Wielka czwórka ATP przed sezonem: Nadal, w butach Federera

Wygrany turniej wielkoszlemowy i finały dwóch innych, pięć finałów ATP World Tour Masters 1000, wygrany turniej w Barcelonie i finał w Tokio - a sezon mimo to nieudany. To był ciężki rok dla Rafaela Nadala.

W tym artykule dowiesz się o:


Rafa Nadal, 25 lat, i jego dziewczyna, Xisca Perelló, 23 (foto red-photographic.com)

- Myślę, że w zeszłym roku grałem świetnie przez siedem, osiem miesięcy. Przegrałem z Đokoviciem wszystkie finały, ale przegrywałem tylko z nim. To dobra wiadomość, bo dochodziłem do finałów tych wszystkich wielkich turniejów - tak podsumował swoje zeszłoroczne występy Rafael Nadal.

Hiszpan jest największą ofiarą znakomitej dyspozycji Novaka Đokovicia, który odebrał mu tytuły w turniejach na nawierzchni ziemnej, a także w wielkoszlemowych Wimbledonie i US Open, pokonując go jego własną bronią. Do tej pory uchodzący za króla gry na wyniszczenie, nie wytrzymywał morderczych wymian z serbskim tenisistą i wyraźnie nie miał pomysłu na zmiany. Przed US Open Rafa wręcz jawnie przyznał: - Moim celem jest poprawa gry tak, aby móc podjąć z nim walkę w następnym sezonie. Teraz nie mam już czasu na zmiany, ale mam nadzieję, że w przyszłym roku uda mi się doszlifować pewne elementy. Na pewno spróbuję.

Pojawiły się częste porównania tenisisty z Manacor do sytuacji, w której przez lata znajdował się Federer. Szwajcar nie miał problemów w zasadzie z nikim w stawce, jednak zaporą nie do przejścia był właśnie Nadal. Teraz role się odwróciły. To on musi pokonać rywala, z którym grać nie lubi, i który bezwzględnie neutralizuje wszystkie jego atuty. - Nie wiem, czy mogę z nim wygrać. Wiem tylko, że muszę trenować i pracować nad moją grą przez resztę kariery. Nie wiem, czy to wystarczy, czy też przegram z nim sto następnych spotkań. Nie można tego przewidzieć. Wiem za to, że będę ciężko ćwiczyć, żeby móc nawiązać wyrównaną walkę z każdym w stawce. Samo osiąganie najdalszych faz turniejów jest już trudne.
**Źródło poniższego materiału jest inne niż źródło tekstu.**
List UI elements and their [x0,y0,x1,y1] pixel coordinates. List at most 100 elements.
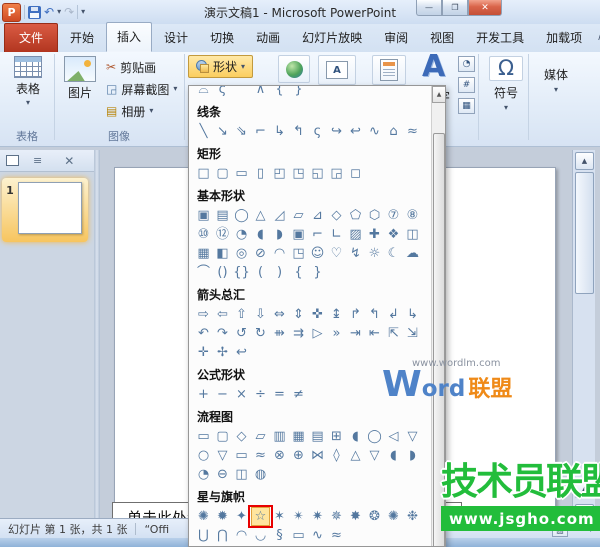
scrollbar-thumb[interactable] [575,172,594,294]
shape-cell[interactable]: ⊿ [308,206,327,225]
shape-cell[interactable]: ↺ [232,324,251,343]
object-icon[interactable]: ▦ [458,98,475,114]
tab-2[interactable]: 开始 [60,24,104,52]
shapes-button[interactable]: 形状 ▾ [188,55,254,78]
restore-button[interactable]: ❐ [442,0,468,16]
shape-cell[interactable]: ▷ [308,324,327,343]
shape-cell[interactable]: ⑫ [213,225,232,244]
shape-cell[interactable]: △ [251,206,270,225]
shape-cell[interactable]: ⇩ [251,305,270,324]
shape-cell[interactable]: ↰ [365,305,384,324]
shape-cell[interactable]: ⋂ [213,526,232,545]
shape-cell[interactable]: ⇧ [232,305,251,324]
shape-cell[interactable]: {} [232,263,251,282]
shape-cell[interactable]: ς [308,122,327,141]
shape-cell[interactable]: ▽ [365,446,384,465]
resize-grip-icon[interactable]: ⋰ [589,523,599,534]
shape-cell[interactable]: ÷ [251,385,270,404]
menu-scrollbar[interactable]: ▲ [431,86,445,546]
shape-cell[interactable]: ↪ [327,122,346,141]
shape-cell[interactable]: ▱ [289,206,308,225]
shape-cell[interactable]: ✚ [365,225,384,244]
slide-number-icon[interactable]: # [458,77,475,93]
shape-cell[interactable]: ⇕ [289,305,308,324]
undo-icon[interactable]: ↶ [44,6,54,18]
outline-tab-icon[interactable]: ≡ [33,155,42,166]
shape-cell[interactable]: ∧ [251,86,270,99]
shape-cell[interactable]: { [289,263,308,282]
shape-cell[interactable]: ◱ [308,164,327,183]
shape-cell[interactable]: ▽ [403,427,422,446]
shape-cell[interactable]: ◯ [232,206,251,225]
shape-cell[interactable]: ◗ [270,225,289,244]
shape-cell[interactable]: ◇ [327,206,346,225]
date-time-icon[interactable]: ◔ [458,56,475,72]
tab-5[interactable]: 切换 [200,24,244,52]
shape-cell[interactable]: △ [346,446,365,465]
shape-cell[interactable]: × [232,385,251,404]
close-panel-icon[interactable]: ✕ [64,155,74,167]
photo-album-button[interactable]: ▤ 相册 ▾ [106,102,153,120]
shape-cell[interactable]: ▯ [251,164,270,183]
shape-cell[interactable]: ◳ [289,244,308,263]
picture-button[interactable]: 图片 [58,56,102,101]
shape-cell[interactable]: ↳ [270,122,289,141]
customize-toolbar-icon[interactable]: ▾ [81,8,85,16]
shape-cell[interactable]: = [270,385,289,404]
shape-cell[interactable]: ⊞ [327,427,346,446]
powerpoint-logo-icon[interactable]: P [2,2,21,22]
tab-11[interactable]: 加载项 [536,24,592,52]
shape-cell[interactable]: ✶ [270,507,289,526]
shape-cell[interactable]: ▣ [289,225,308,244]
shape-cell[interactable]: ✵ [327,507,346,526]
shape-cell[interactable]: ✺ [384,507,403,526]
tab-6[interactable]: 动画 [246,24,290,52]
shape-cell[interactable]: ⑩ [194,225,213,244]
shape-cell[interactable]: ⇘ [232,122,251,141]
shape-cell[interactable]: ☁ [403,244,422,263]
symbol-group-button[interactable]: Ω 符号 ▾ [482,56,530,112]
shape-cell[interactable]: ⇻ [270,324,289,343]
shape-cell[interactable]: ↨ [327,305,346,324]
scroll-up-button[interactable]: ▲ [575,152,594,170]
shape-cell[interactable]: ▭ [289,526,308,545]
hyperlink-button[interactable] [278,55,310,83]
shape-cell[interactable]: ↳ [403,305,422,324]
shape-cell[interactable]: ) [270,263,289,282]
shape-cell[interactable]: ↲ [384,305,403,324]
shape-cell[interactable]: ✢ [213,343,232,362]
shape-cell[interactable]: ⊘ [251,244,270,263]
shape-cell[interactable]: ◖ [346,427,365,446]
shape-cell[interactable]: ◖ [384,446,403,465]
wordart-button[interactable]: A [422,52,445,82]
previous-slide-button[interactable]: ▲ [575,480,594,498]
menu-scrollbar-thumb[interactable] [433,133,445,546]
tab-10[interactable]: 开发工具 [466,24,534,52]
collapse-ribbon-icon[interactable]: ∧ [593,32,600,44]
shape-cell[interactable]: ☺ [308,244,327,263]
shape-cell[interactable]: ◁ [384,427,403,446]
shape-cell[interactable]: ╲ [194,122,213,141]
minimize-button[interactable]: — [416,0,442,16]
shape-cell[interactable]: ≠ [289,385,308,404]
shape-cell[interactable]: } [308,263,327,282]
shape-cell[interactable]: ◠ [232,526,251,545]
shape-cell[interactable]: ▦ [289,427,308,446]
shape-cell[interactable]: ◰ [270,164,289,183]
shape-cell[interactable]: ⇦ [213,305,232,324]
shape-cell[interactable]: ≈ [403,122,422,141]
shape-cell[interactable]: ⊕ [289,446,308,465]
shape-cell[interactable]: ⇨ [194,305,213,324]
shape-cell[interactable]: ❉ [403,507,422,526]
shape-cell[interactable]: ◫ [403,225,422,244]
shape-cell[interactable]: ◠ [270,244,289,263]
shape-cell[interactable]: ◇ [232,427,251,446]
shape-cell[interactable]: ↩ [346,122,365,141]
shape-cell[interactable]: ↱ [346,305,365,324]
header-footer-button[interactable] [372,55,406,85]
shape-cell[interactable]: ▢ [213,427,232,446]
shape-cell[interactable]: ◗ [403,446,422,465]
shape-cell[interactable]: ↯ [346,244,365,263]
shape-cell[interactable]: ⊗ [270,446,289,465]
view-button-icon[interactable]: ▨ [552,523,568,537]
W rozpoczynającym się dla niego we wtorek sezonie (w I rundzie w Ad-Dausze wygrał z Kohlschreiberem) Hiszpan dokonał lekkiej korekty rakiety: - Przygotowania do nowego sezonu nie przebiegają idealnie. Próbuję grać cięższą rakietą, by uzyskać więcej mocy w uderzeniach. Po finale Pucharu Davisa w domu czekały na mnie nowe rakiety gotowe do zmiany. Teoretycznie dostosowanie się do nich powinno trwać 3-4 tygodnie, ale miałem na to tylko siedem dni. Na razie to nie wystarczy - mówił Nadal na konferencji przed turniejem w katarskiej Ad-Dausze.

Hiszpan przyznał przy okazji, że próbował zmian już po US Open, jednak nie zdążył się do nich przystosować. - Nie należy się spodziewać, że wszystko będzie działać perfekcyjnie, ale tej zmiany dokonuję z myślą o przyszłości. Nie ma w tym żadnej magii; cięższa rakieta może mi pomóc w grze. Jestem gotów na takie ryzyko.

Po kolejnym roku bardzo intensywnej gry, Nadal musi zmierzyć się też z innym przeciwnikiem - własnym organizmem. Od lat grający niezwykle energochłonnym stylem, regularnie narażony jest na mniejsze i większe urazy oraz znaczące wahania formy. - Przed Masters w Londynie miałem problemy z barkiem, przez 10 dni nie trenowałem. Potem było lepiej, ale uraz odnowił się w grudniu i utrudnił przygotowania do sezonu - komentował.

Już przed rozpoczęciem sezonu wisi nad Nadalem widmo zakończenia go bez triumfu wielkoszlemowego (po raz pierwszy od sezonu 2004), a główni rywale ostatnio imponowali formą. Oprócz stałej trójki przeciwników (Novak Đoković-Roger Federer-Andy Murray), do pełnej dyspozycji powinien powrócić Juan Martín del Potro, a do czołówki głośno puka Jo-Wilfried Tsonga. Wszystko wskazuje na to, że Hiszpana czeka najtrudniejszy sezon w karierze.